Already overdue, the new pharmaceutical strategy will not be published tomorrow as promised. The Commission says the proposal will arrive ‘slightly later’, as tensions fly high over how to incentivise industrial R&D
EU’s upcoming pharmaceutical strategy remains under wraps, after the Commission once again delayed its publication this week.
Stella Kyriakides, EU’s health commissioner, answering questions at the European Parliament’s COVID-19 committee on Tuesday, assured the MEPs the proposal is on its way, whilst acknowledging missing two deadlines in December and tomorrow, 29 March.
“This is an extremely complicated package. It’s sorting after over 20 years [how] to change the way we look at the pharmaceutical legislation in terms of shortages, in terms of access, in terms of affordability,” said Kyriakides. “We’re trying to get these balances right to serve patients and all citizens in the EU, but also to support innovation. This is why there was a delay and it won’t be presented on Wednesday.”
The frustration over delays is high as Brussels awaits the legislation. Sara Cerdas, MEP in the Parliament’s S&D group, called out the Commission suggesting the delays may be hindering Europe’s capacity to address emerging health threats.
The current Parliament’s term ends next year and MEPs want to have their say on the file before a new set of policymakers takes the reigns. “This is something this Parliament truly wants to see. Even though there have been some leaks, we want to see the legislation coming,” Cerdas told Kyriakides.
Kyriakides assured MEPs the file will be discussed with the current Parliament. “I look forward to putting it forward and being back here to discuss it and support it with you,” she said.

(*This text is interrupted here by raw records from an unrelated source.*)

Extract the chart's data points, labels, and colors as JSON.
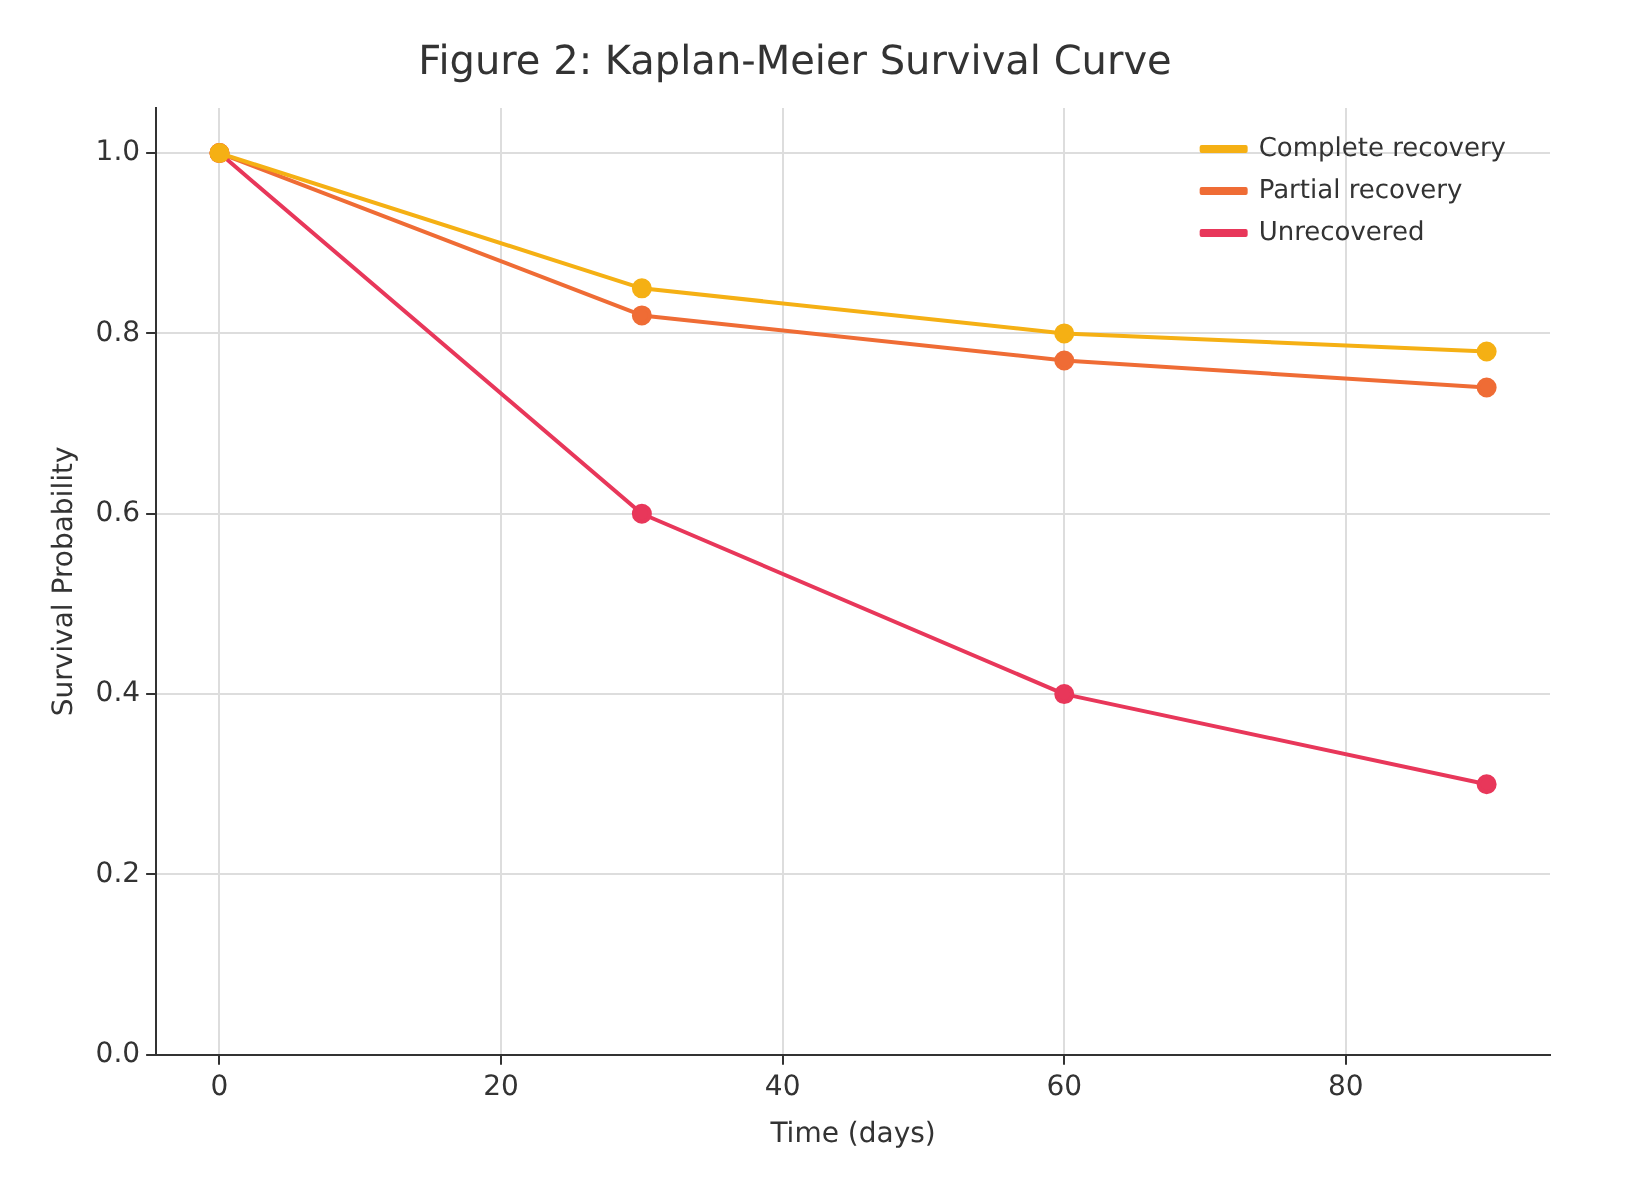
{
  "chart_data": {
    "type": "line",
    "title": "Figure 2: Kaplan-Meier Survival Curve",
    "xlabel": "Time (days)",
    "ylabel": "Survival Probability",
    "x": [
      0,
      30,
      60,
      90
    ],
    "series": [
      {
        "name": "Complete recovery",
        "color": "#f5b014",
        "values": [
          1.0,
          0.85,
          0.8,
          0.78
        ]
      },
      {
        "name": "Partial recovery",
        "color": "#ef6c35",
        "values": [
          1.0,
          0.82,
          0.77,
          0.74
        ]
      },
      {
        "name": "Unrecovered",
        "color": "#e8375a",
        "values": [
          1.0,
          0.6,
          0.4,
          0.3
        ]
      }
    ],
    "xlim": [
      -4.5,
      94.5
    ],
    "ylim": [
      0,
      1.05
    ],
    "xticks": [
      0,
      20,
      40,
      60,
      80
    ],
    "yticks": [
      {
        "value": 0,
        "label": "0.0"
      },
      {
        "value": 0.2,
        "label": "0.2"
      },
      {
        "value": 0.4,
        "label": "0.4"
      },
      {
        "value": 0.6,
        "label": "0.6"
      },
      {
        "value": 0.8,
        "label": "0.8"
      },
      {
        "value": 1.0,
        "label": "1.0"
      }
    ],
    "grid": true,
    "legend": "top right",
    "marker": "circle",
    "line_style": "solid"
  }
}
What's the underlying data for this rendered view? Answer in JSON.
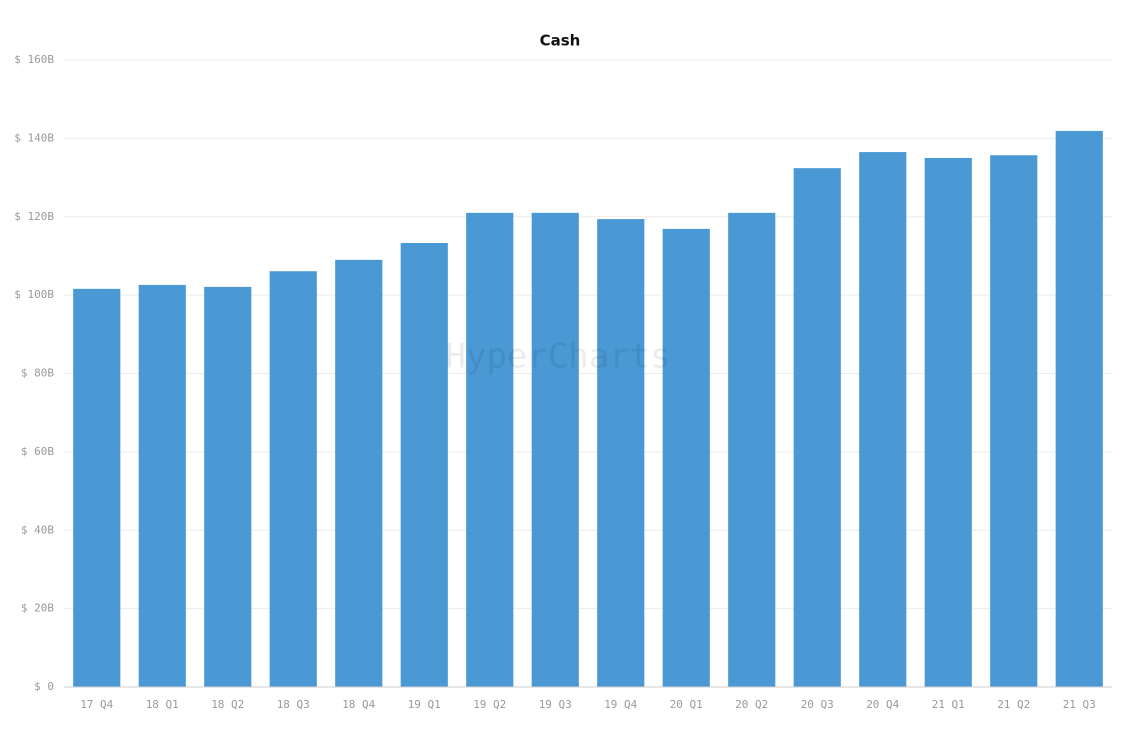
{
  "chart_data": {
    "type": "bar",
    "title": "Cash",
    "watermark": "HyperCharts",
    "categories": [
      "17 Q4",
      "18 Q1",
      "18 Q2",
      "18 Q3",
      "18 Q4",
      "19 Q1",
      "19 Q2",
      "19 Q3",
      "19 Q4",
      "20 Q1",
      "20 Q2",
      "20 Q3",
      "20 Q4",
      "21 Q1",
      "21 Q2",
      "21 Q3"
    ],
    "values": [
      101.6,
      102.6,
      102.1,
      106.1,
      109.0,
      113.3,
      121.0,
      121.0,
      119.4,
      116.9,
      121.0,
      132.4,
      136.5,
      135.0,
      135.7,
      141.9
    ],
    "color": "#4a98d4",
    "ylim": [
      0,
      160
    ],
    "yticks": [
      {
        "value": 0,
        "label": "$ 0"
      },
      {
        "value": 20,
        "label": "$ 20B"
      },
      {
        "value": 40,
        "label": "$ 40B"
      },
      {
        "value": 60,
        "label": "$ 60B"
      },
      {
        "value": 80,
        "label": "$ 80B"
      },
      {
        "value": 100,
        "label": "$ 100B"
      },
      {
        "value": 120,
        "label": "$ 120B"
      },
      {
        "value": 140,
        "label": "$ 140B"
      },
      {
        "value": 160,
        "label": "$ 160B"
      }
    ],
    "grid": true
  }
}
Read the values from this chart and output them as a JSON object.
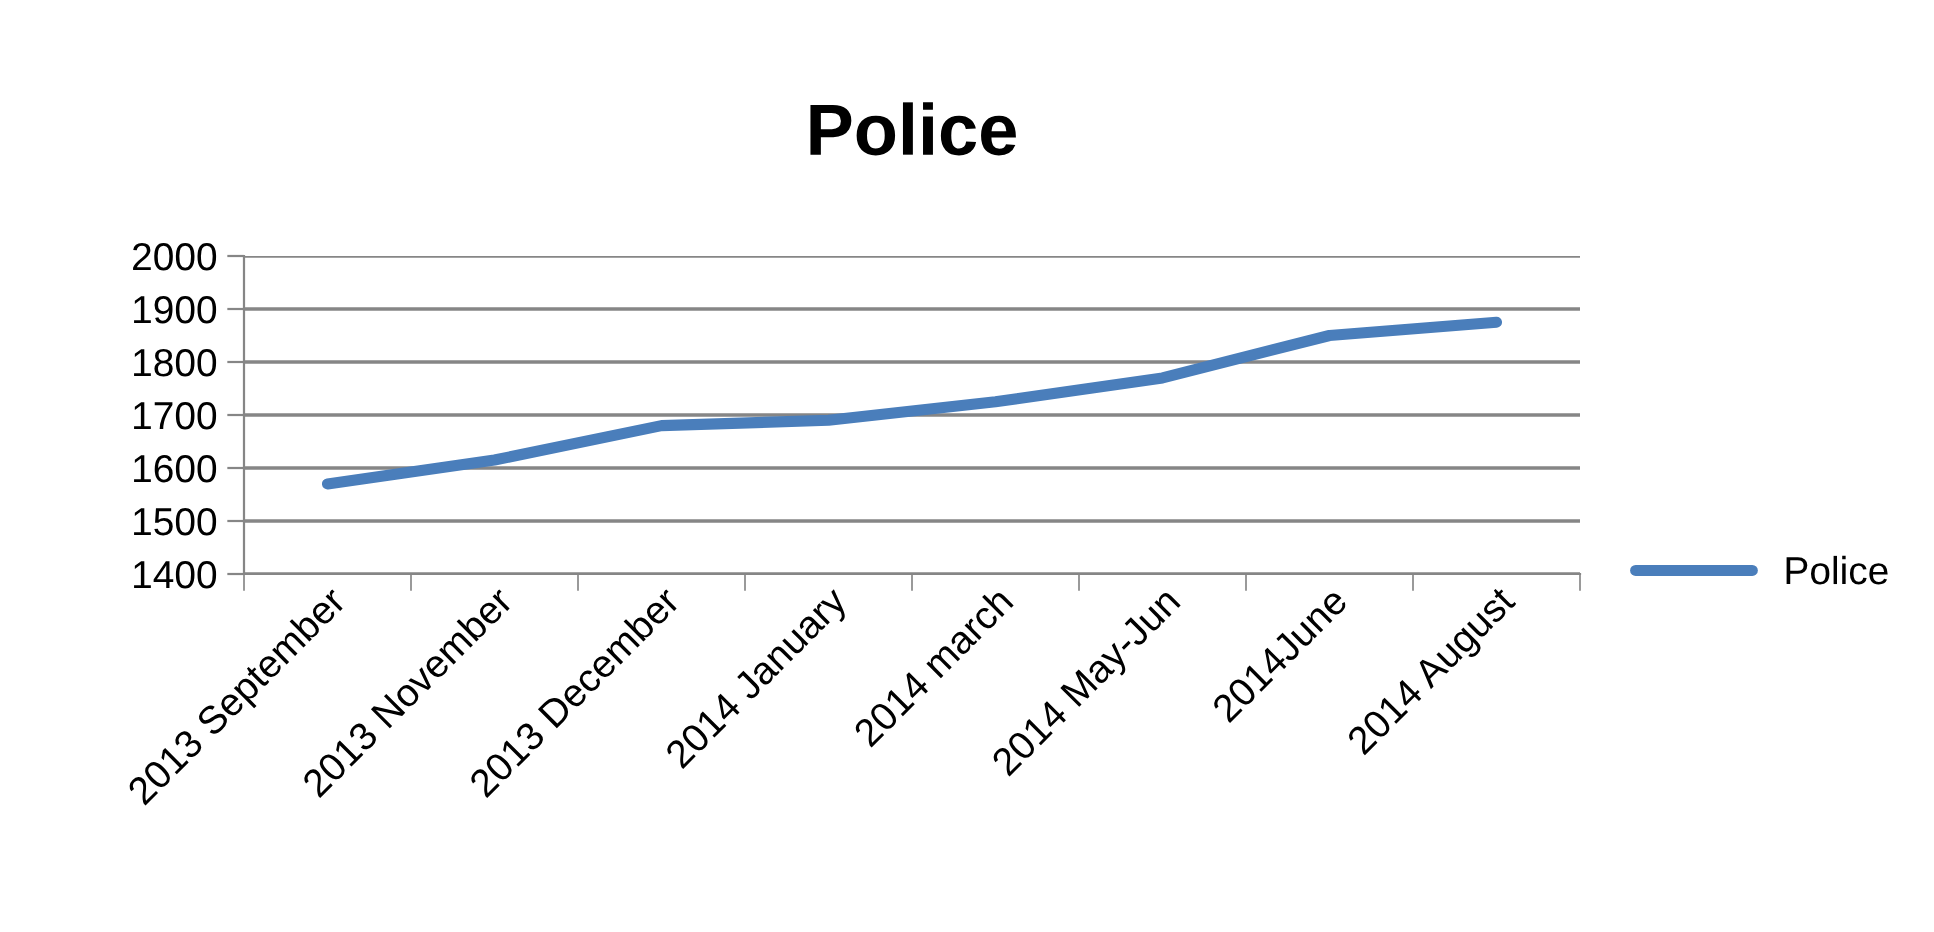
{
  "chart_data": {
    "type": "line",
    "title": "Police",
    "categories": [
      "2013 September",
      "2013 November",
      "2013 December",
      "2014 January",
      "2014 march",
      "2014 May-Jun",
      "2014June",
      "2014 August"
    ],
    "series": [
      {
        "name": "Police",
        "color": "#4a7ebb",
        "values": [
          1570,
          1615,
          1680,
          1690,
          1725,
          1770,
          1850,
          1875
        ]
      }
    ],
    "ylim": [
      1400,
      2000
    ],
    "yticks": [
      1400,
      1500,
      1600,
      1700,
      1800,
      1900,
      2000
    ],
    "grid": "y",
    "legend": "right",
    "marker": "none",
    "line_style": "solid"
  }
}
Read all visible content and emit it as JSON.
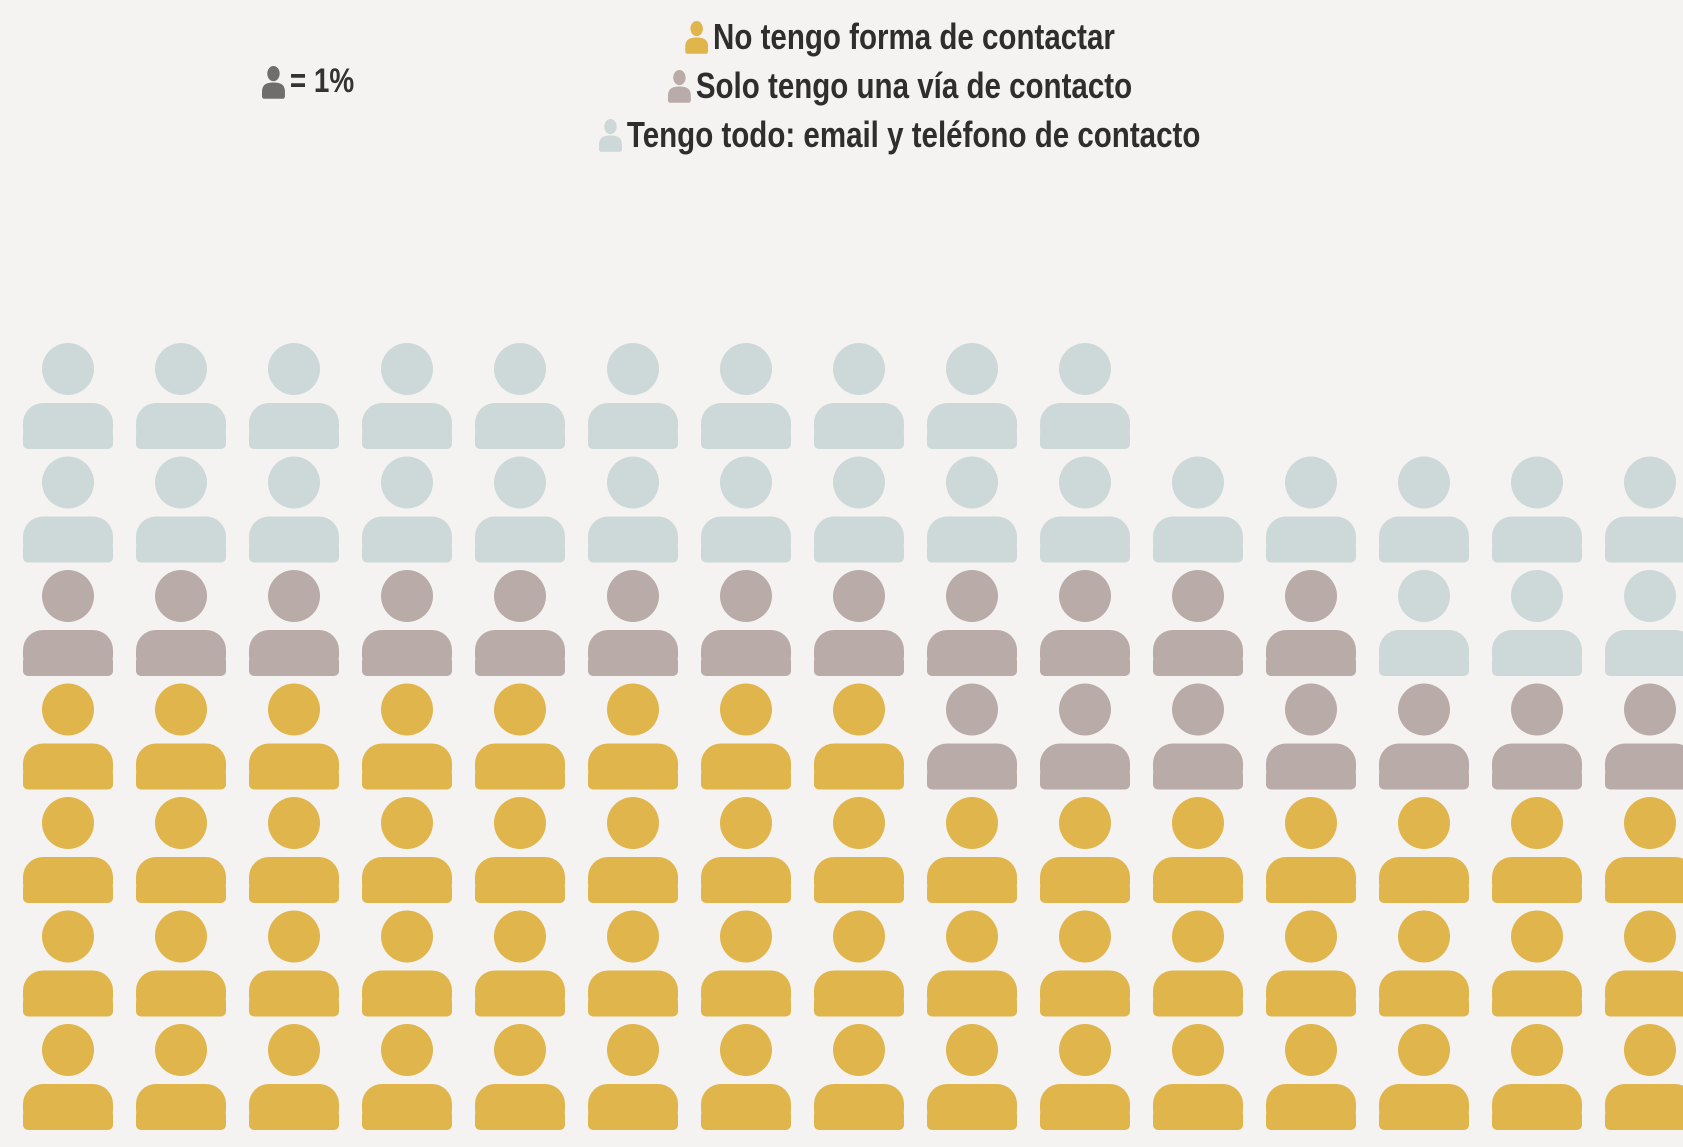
{
  "scale_key": {
    "label": "= 1%",
    "color": "#6e6e6e"
  },
  "legend": [
    {
      "label": "No tengo forma de contactar",
      "color": "#dfb54c"
    },
    {
      "label": "Solo tengo una vía de contacto",
      "color": "#b9aba7"
    },
    {
      "label": "Tengo todo: email y teléfono de contacto",
      "color": "#cdd8d9"
    }
  ],
  "chart_data": {
    "type": "waffle",
    "unit": "1%",
    "series": [
      {
        "name": "No tengo forma de contactar",
        "color": "#dfb54c",
        "column_counts": [
          4,
          4,
          4,
          4,
          4,
          4,
          4,
          4,
          3,
          3,
          3,
          3,
          3,
          3,
          3
        ]
      },
      {
        "name": "Solo tengo una vía de contacto",
        "color": "#b9aba7",
        "column_counts": [
          1,
          1,
          1,
          1,
          1,
          1,
          1,
          1,
          2,
          2,
          2,
          2,
          1,
          1,
          1
        ]
      },
      {
        "name": "Tengo todo: email y teléfono de contacto",
        "color": "#cdd8d9",
        "column_counts": [
          2,
          2,
          2,
          2,
          2,
          2,
          2,
          2,
          2,
          2,
          1,
          1,
          2,
          2,
          2
        ]
      }
    ]
  }
}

The proposal for legislation is two years in the making. The Commission first presented its pharmaceutical strategy aimed at increasing drug discovery and development in Europe as well as ensuring access and availability to medicines in November 2020. Since then, it’s been working on translating the proposals into legislation, as an update to the Human Medicines Directive and Regulation.
A fight over money
As the stalemate drags on, tensions are high over what the new legislation will entail – and how much the new rules may cost or benefit industry. In October, a group of members of the European Parliament signed a letter calling on the Commission to give pharma companies bigger incentives to invest in R&D. But others disagreed, saying bigger profits are likely to go to shareholders rather than research.
Draft proposals have been leaked twice. Once in November, once in February, on both occasions a month ahead the expected publication date. Industry hasn’t been happy.
Responding to the February leak, the industry group EFPIA said the draft proposal “would send Europe to the back of the queue for healthcare treatments, clinical research, jobs and global investment.”
Nathalie Moll, EFPIA director general, said companies already face difficulties researching and developing medicines and vaccines in Europe and many intend to take their research elsewhere. These are not “knee-jerk reactions” but reflect discontent with the current framework.
“If we want to retain our role in medical innovation it can only be achieved through a future-proof, innovation-minded regulatory framework, and a world-class, robust and predictable intellectual property ecosystem,” said Moll.
MEPs are not happy with the leaked draft rules either. In a statement today from Parliament’s centre-right EPP group, Peter Liese MEP says the draft is “not good enough” and that “real breakthrough innovations must be rewarded better than now.”
This has been a rolling issue from the start. Last September, Politico reported the draft legislation was sent back for revision amid concerns that the new fairer rules would cost the EU’s drug industry too much.
The Commission spokesman could not specify a new date for the release of the strategy. He said, taking into account commissioners’ busy agendas, “the adoption of the pharma revision will take place slightly later than the date which was indicated in the tentative agenda,” adding, “for timing, we invite you to keep an eye on the next College agenda.”